Estado do Rio registra quatro casos da variante brasileira do novo coronavírus

O estado do Rio registrou quatro casos da variante brasileira do novo coronavírus. A nova variante foi identificada no Rio em exames de laboratório na Fundação Oswaldo Cruz. “Nós estamos realizando o monitoramento constante de inúmeros vírus detectáveis por PCR em tempo real. E, a partir então do sequenciamento genômico, foi possível a detecção de quatro amostras, quatro casos relacionados à linhagem P1”, explica a pesquisadora Paola Resende. (leia mais abaixo)

A Fiocruz já sabe que um dos casos está relacionado a um paciente que veio de Manaus para o Rio. Portanto, é considerado um caso importado. (leia mais abaixo)

Desde o fim de janeiro, o Rio recebeu 57 pacientes com Covid vindos de Manaus.

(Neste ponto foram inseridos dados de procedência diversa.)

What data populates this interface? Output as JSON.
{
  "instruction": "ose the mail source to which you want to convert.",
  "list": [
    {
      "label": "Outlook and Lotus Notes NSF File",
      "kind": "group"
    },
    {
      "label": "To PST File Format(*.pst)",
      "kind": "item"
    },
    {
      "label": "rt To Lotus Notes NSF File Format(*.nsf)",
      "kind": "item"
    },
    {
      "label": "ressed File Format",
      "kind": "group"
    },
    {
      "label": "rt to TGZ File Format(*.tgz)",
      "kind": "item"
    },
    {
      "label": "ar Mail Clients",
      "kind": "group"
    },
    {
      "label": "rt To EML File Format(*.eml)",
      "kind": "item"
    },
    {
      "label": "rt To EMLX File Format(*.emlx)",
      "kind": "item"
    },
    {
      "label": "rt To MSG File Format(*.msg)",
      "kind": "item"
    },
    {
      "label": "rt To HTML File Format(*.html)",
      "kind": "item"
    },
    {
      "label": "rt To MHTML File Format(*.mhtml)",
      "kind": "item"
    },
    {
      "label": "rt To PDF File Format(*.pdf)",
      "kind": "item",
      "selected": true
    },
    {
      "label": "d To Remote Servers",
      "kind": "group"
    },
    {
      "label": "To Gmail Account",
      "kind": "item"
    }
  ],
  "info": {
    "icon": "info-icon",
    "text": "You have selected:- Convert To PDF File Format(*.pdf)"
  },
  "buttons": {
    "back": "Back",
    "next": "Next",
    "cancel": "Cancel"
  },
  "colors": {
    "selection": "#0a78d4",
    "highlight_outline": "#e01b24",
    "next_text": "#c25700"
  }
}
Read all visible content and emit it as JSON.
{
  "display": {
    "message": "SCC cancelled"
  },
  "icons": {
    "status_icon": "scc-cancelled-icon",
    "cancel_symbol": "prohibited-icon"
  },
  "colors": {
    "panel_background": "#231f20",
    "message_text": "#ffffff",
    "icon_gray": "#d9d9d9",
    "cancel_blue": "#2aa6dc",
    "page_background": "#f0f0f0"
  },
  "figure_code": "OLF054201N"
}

O Ministério Público Federal e o Estadual constataram irregularidades na transferência, depois que um paciente que acabou morrendo ficou em duas enfermarias que não atendem casos de Covid.
Segundo a Fiocruz, os outros três casos da nova variante ainda estão sendo investigados para saber como se deu a infecção.

“Não é possível ainda confirmarmos a transmissão local dessa variante de preocupação P1. Agora vamos aguardar o serviço da Secretaria de Vigilância Epidemiológica do estado para monitorar os casos que não estão relacionados, epidemiologicamente, com o estado de Manaus”, afirma Paola.

O último boletim do Ministério da Saúde registra que, além do Rio, nove estados já têm a circulação da variante brasileira e, até esta segunda-feira (15), já tinham sido notificados 173 casos confirmados.

O virologista Fernando Spilki, que faz parte da rede nacional de monitoramento e sequenciamento do genoma do coronavírus no país, diz que a nova variante pode ser mais transmissível: “Dos resultados que temos até agora e pela comparação também com outras variantes que têm circulado, dessas variantes novas, o que nós temos observado, sim, é uma transmissibilidade mais alta. Nós ainda não temos dados que possam indicar, de fato, uma virulência mais alta em função de quadros mais graves, mas quanto à transmissibilidade parece bastante seguro afirmar isso”.

O que já está comprovado é a reinfecção: que quem já teve Covid pode ser infectado pela nova variante. “Já foi detectada a reinfecção pela linhagem P1 de Manaus. Essas linhagens têm variações na proteína spyke que parecem facilitar esse processo de reinfecção, porque elas conseguem escapar, digamos assim, da imunidade dada por linhagens anteriores do vírus”, destaca Fernando Spilki.

Pesquisadores afirmam que o aumento da circulação dessa variante do coronavírus no país não pode ser ignorado e vai exigir dos governos novas medidas para impedir o agravamento da doença.

“Qualquer aumento no número de casos deve ser adequadamente investigado e é possível que nós precisemos de lockdown cirúrgicos para regiões ou cidades específicas, ao menos para tentar conter a disseminação dessa cepa. E outro esforço importante também seria o de vacinação localizada, intensificação da vacinação em locais onde vai sendo determinada a transmissão comunitária, a transmissão local dessa nova variante”, fala Spilki.

O Ministério da Saúde disse que tem emitido comunicados aos estados, orientando a ampliação do sequenciamento de rotina do coronavírus, o fortalecimento das atividades de controle e a investigação de casos da nova variante.